The truth about government deficits
NEIL REYNOLDS
Globe and Mail Update
March 12, 2008 at 6:00 AM EDT
In his 2004 book, The Price of Loyalty, former Wall Street Journal writer Ron Suskind described the rise and fall of Treasury Secretary Paul O'Neill in the first two years of President
George W. Bush's turbulent first term. Mr. O'Neill advised tax increases to avert deficits. (He calculated that a 60-per-cent increase in personal income taxes was needed.) His opposition to deficit spending made him a misfit in Mr. Bush's tax-cutting administration.
In one cabinet confrontation in 2002, Vice-President Dick Cheney lectured him bluntly. “Reagan proved,” he said, “that deficits don't matter.” Weeks later, Mr. Cheney fired him.
Set beside President Ronald Reagan's peacetime deficits in the 1980s, Mr. Bush's seven successive wartime deficits (beginning in fiscal 2002) look modest. Mr. Reagan ran deficits almost twice as large – relative to gross domestic product – as Mr. Bush.
The eight Reagan deficits averaged 4 per cent of GDP; the seven Bush deficits (thus far) have averaged 2.4 per cent.
Mr. Bush would need now to run a one-year deficit of $1-trillion (U.S.) to match Mr. Reagan's largest deficit in 1983, which hit 6 per cent of GDP (when GDP stood at $3.4-trillion). The largest of the Bush deficits – $412-billion in 2004 – hit 3.6 per cent of GDP (when GDP stood at $11.5-trillion).
At 6 per cent of GDP, incidentally, the largest of the Reagan deficits exceeded the largest of Franklin Delano Roosevelt's deficits during the Great Depression, which reached pinnacles of 5.9 per cent of GDP in 1934 and 5.8 per cent of GDP in 1936.
How destructive are government deficits? How wicked?
We can compare three recent two-term administrations, two of which (those of Republicans Reagan and Bush) became notorious for budgetary deficits, one of which (Democratic President Bill Clinton) became celebrated for budgetary surpluses. When Mr. Reagan took office in January, 1981, GDP stood at $3-trillion. When he left office in January, 1989, GDP stood at $5-trillion – an increase in these eight years of 65 per cent.

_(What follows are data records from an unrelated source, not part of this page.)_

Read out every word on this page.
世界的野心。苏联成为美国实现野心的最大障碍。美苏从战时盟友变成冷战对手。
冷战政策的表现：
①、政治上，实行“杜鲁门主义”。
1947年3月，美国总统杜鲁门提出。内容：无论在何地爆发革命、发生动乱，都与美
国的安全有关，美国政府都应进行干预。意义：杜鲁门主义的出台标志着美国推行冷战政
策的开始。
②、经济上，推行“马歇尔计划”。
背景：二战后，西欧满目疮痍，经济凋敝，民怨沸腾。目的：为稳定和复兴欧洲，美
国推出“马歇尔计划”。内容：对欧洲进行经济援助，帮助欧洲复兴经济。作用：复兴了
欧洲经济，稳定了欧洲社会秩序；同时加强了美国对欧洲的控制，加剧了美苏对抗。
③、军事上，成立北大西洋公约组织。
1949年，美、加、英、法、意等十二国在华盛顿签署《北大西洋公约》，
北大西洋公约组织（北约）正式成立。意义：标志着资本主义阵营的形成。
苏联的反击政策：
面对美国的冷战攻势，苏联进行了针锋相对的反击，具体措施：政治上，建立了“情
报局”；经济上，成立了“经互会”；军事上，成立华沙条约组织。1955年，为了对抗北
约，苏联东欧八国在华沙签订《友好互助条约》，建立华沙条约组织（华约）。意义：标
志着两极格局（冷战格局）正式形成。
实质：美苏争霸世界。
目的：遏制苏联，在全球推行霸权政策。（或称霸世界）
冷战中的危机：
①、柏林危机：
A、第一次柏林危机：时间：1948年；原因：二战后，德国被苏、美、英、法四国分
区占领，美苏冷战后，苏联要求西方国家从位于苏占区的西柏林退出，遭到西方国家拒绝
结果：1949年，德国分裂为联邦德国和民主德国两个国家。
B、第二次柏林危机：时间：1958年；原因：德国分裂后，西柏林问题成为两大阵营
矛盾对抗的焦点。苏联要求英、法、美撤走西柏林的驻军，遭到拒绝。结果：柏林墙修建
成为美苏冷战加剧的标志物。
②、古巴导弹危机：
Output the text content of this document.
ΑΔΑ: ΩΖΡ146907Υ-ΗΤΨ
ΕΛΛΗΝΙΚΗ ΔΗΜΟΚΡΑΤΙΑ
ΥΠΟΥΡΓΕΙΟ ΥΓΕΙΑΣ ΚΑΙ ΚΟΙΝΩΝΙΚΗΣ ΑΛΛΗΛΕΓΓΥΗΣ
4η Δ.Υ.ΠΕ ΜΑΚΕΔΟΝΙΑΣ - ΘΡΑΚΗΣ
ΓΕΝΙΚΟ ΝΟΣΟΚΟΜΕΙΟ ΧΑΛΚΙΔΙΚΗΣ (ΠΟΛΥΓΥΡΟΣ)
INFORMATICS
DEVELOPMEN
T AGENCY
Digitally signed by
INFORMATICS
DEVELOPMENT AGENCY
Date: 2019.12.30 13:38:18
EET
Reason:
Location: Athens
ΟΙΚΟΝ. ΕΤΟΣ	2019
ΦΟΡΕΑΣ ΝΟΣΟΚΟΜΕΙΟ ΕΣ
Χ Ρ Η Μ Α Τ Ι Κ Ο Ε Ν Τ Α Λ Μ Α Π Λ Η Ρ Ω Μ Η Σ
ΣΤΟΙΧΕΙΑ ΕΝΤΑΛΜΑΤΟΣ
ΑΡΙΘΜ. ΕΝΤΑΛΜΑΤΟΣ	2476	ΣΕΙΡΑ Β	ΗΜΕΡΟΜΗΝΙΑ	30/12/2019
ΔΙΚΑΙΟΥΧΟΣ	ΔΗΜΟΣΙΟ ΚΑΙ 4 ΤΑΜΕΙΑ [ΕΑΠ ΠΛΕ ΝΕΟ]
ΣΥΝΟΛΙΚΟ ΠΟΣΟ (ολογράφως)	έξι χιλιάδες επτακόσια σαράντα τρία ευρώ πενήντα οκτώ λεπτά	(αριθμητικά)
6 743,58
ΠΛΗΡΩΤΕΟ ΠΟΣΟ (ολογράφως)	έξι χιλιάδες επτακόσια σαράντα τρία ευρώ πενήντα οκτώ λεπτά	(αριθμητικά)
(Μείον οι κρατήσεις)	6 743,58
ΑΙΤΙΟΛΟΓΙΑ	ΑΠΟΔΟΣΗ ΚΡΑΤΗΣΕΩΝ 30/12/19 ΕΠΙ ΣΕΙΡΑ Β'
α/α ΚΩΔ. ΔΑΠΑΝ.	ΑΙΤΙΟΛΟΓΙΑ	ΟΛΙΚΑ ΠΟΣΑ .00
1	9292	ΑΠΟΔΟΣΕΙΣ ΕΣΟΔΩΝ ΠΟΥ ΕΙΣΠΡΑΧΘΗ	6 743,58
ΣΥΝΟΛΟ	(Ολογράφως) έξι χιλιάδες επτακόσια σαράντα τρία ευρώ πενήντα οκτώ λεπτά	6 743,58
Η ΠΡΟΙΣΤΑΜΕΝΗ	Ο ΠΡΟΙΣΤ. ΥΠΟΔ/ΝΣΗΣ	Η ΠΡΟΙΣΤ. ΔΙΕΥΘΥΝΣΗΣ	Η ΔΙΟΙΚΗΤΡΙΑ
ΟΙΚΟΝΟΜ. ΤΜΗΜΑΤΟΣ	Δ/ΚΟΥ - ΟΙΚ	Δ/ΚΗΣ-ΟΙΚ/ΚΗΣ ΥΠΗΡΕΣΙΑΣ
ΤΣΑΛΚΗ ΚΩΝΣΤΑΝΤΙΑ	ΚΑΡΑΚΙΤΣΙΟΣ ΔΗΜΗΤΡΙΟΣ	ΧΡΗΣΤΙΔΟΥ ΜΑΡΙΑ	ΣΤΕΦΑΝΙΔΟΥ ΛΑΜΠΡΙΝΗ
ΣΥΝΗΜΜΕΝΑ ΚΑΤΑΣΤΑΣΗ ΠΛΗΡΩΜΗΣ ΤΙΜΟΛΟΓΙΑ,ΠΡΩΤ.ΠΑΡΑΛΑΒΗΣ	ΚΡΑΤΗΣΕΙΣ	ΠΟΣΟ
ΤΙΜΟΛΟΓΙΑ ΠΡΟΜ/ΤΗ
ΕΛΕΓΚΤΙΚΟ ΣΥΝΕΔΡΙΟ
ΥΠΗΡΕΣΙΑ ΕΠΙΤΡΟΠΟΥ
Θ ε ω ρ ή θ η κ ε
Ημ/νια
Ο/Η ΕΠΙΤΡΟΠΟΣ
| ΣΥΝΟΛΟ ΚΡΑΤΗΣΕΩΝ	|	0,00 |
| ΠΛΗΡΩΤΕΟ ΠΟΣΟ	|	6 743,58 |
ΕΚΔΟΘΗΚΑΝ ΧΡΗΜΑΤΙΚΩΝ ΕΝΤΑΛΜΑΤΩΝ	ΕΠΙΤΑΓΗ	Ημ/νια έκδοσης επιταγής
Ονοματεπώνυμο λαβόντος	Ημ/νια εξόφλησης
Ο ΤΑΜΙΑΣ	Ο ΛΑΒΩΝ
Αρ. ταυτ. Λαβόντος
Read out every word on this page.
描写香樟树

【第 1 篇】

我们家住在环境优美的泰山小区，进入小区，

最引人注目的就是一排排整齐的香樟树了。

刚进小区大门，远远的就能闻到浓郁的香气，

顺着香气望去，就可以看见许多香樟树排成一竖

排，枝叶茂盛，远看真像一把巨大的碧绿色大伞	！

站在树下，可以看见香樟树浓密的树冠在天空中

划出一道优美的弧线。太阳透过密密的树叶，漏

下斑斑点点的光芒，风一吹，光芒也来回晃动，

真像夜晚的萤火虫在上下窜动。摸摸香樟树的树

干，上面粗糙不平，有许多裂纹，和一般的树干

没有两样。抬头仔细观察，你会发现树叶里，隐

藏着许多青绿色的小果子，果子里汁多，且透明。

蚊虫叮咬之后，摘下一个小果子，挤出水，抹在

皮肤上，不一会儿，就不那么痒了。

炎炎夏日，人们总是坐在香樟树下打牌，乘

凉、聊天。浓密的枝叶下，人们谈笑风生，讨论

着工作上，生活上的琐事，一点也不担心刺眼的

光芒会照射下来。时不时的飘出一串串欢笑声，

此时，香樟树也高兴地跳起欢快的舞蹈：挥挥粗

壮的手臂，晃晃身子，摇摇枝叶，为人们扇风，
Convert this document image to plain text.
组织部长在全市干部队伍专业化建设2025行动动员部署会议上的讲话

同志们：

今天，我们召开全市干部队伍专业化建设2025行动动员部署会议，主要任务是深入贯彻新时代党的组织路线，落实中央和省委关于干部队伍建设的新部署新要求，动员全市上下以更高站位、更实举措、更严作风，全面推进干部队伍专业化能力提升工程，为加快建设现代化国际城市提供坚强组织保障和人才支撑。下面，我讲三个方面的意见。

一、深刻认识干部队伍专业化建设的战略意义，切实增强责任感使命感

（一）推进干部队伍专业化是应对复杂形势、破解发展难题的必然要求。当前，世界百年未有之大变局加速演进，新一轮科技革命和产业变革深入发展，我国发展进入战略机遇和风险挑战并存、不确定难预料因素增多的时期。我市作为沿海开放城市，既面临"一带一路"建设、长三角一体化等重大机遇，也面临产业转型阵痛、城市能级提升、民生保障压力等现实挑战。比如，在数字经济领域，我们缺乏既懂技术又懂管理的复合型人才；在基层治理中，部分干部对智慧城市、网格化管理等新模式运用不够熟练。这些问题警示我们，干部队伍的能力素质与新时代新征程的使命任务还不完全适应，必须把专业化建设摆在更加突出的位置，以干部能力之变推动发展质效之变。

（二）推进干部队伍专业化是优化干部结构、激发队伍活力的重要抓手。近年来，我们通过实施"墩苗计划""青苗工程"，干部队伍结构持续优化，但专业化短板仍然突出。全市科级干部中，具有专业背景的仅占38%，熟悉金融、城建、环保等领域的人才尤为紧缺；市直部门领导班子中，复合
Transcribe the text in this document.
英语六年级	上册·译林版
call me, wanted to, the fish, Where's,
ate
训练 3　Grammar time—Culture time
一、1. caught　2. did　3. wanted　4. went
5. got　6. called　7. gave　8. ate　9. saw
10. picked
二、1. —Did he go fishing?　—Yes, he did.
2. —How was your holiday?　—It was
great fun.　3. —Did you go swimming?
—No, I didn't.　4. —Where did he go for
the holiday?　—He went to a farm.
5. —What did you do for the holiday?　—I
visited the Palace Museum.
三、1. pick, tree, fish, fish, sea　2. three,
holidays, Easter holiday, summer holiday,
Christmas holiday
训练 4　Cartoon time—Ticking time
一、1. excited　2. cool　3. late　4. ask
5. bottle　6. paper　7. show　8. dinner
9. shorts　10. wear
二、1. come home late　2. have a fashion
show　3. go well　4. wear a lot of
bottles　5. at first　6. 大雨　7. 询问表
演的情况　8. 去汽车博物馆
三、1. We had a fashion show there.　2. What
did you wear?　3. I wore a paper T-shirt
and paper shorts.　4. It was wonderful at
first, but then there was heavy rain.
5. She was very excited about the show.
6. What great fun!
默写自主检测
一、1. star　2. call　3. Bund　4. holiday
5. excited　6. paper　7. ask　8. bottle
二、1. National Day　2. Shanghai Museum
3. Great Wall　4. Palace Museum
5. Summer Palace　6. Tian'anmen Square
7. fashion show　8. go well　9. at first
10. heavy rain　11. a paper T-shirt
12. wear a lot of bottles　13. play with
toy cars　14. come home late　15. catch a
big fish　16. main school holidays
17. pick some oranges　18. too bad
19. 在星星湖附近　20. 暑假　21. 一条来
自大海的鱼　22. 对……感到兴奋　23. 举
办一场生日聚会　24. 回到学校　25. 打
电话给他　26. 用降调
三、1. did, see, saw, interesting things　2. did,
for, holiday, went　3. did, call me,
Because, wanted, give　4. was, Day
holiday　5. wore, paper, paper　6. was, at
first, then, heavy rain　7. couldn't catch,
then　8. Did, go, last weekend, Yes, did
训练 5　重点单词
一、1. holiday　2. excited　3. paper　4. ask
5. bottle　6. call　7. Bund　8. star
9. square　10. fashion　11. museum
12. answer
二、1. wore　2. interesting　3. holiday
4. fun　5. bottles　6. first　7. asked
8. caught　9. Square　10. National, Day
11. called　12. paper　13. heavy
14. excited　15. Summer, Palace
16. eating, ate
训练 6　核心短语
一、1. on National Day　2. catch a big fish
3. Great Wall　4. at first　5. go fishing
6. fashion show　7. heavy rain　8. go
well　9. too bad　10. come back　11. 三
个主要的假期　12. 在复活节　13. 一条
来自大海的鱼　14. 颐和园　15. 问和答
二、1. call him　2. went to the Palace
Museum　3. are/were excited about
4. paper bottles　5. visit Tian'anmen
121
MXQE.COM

When Mr. Clinton assumed office in January, 1993, GDP stood at $6.5-trillion. When he left office in January, 2001, it stood at $9.7-trillion – an increase in these eight years of 50 per cent. (In his first term, Mr. Clinton ran four deficits, which averaged 2.6 per cent of GDP, slightly higher than Mr. Bush's deficits a decade later. In his second term, Mr. Clinton ran three surpluses, which averaged 1.2 per cent of GDP.)
When Mr. Bush became president in January, 2001, GDP stood at $9.7-trillion. When he leaves office in January, 2009, it will stand (as officially projected) at $15-trillion – an increase in these eight years of 54 per cent.
You can conclude from these numbers, rightly or wrongly, that Mr. Cheney was essentially correct, that deficits don't matter – provided you generate such vigorous economic growth that GDP grows at a faster rate. The deficits of the Reagan years were the largest in these three presidencies; the economic growth was the greatest.
The crucial lesson from the Reagan era, though, arises not so much from the deficits as from the tax cuts. Without lower tax rates, the Reagan deficits would have been merely archaic exercises in Keynesian tax-and-spend. By cutting tax rates the most, Mr. Reagan produced the most economic growth.
The U.S. Tax Foundation, by the way, has calculated that the greatest of the postwar tax-cutters was actually Democratic President John F. Kennedy, whose tax cuts represented 8.8 per cent of the 1962 budget. Mr. Reagan's tax cuts represented 5.5 per cent of the 1983 budget. Mr. Bush's tax cuts represented 3.8 per cent of the 2003 budget. Using a different measure, the Kennedy tax cuts represented 1.9 per cent of national income; the Reagan tax cuts represented 1.4 per cent; the Bush tax cuts represented 1 per cent.
Canadians can look at these deficits from a different perspective. In this space last week, we examined (and admired) the federal government's resolve in paying down the national debt. We noted that Canada now has the lowest debt (relative to GDP) of any of the Group of Seven countries. One reader responded with the observation that Canada also has the lowest per-capita GDP of the G7 countries.
This is not correct, of course. Measured on the basis of purchasing power and expressed in 2007 U.S. dollars, the deficit-spending United States has the highest GDP per capita in the G7: $46,000. But debt-paying Canada has the second highest: $38,200.
The only unequivocal conclusion from all of this is that Mr. Cheney was right to fire Mr. O'Neill. A 60-per-cent increase in personal income taxes would have shut down the U.S. economy – and the Canadian economy along with it.
You can take the high road. You can take the low road. Either way, though, you have to keep the toll as low as you can.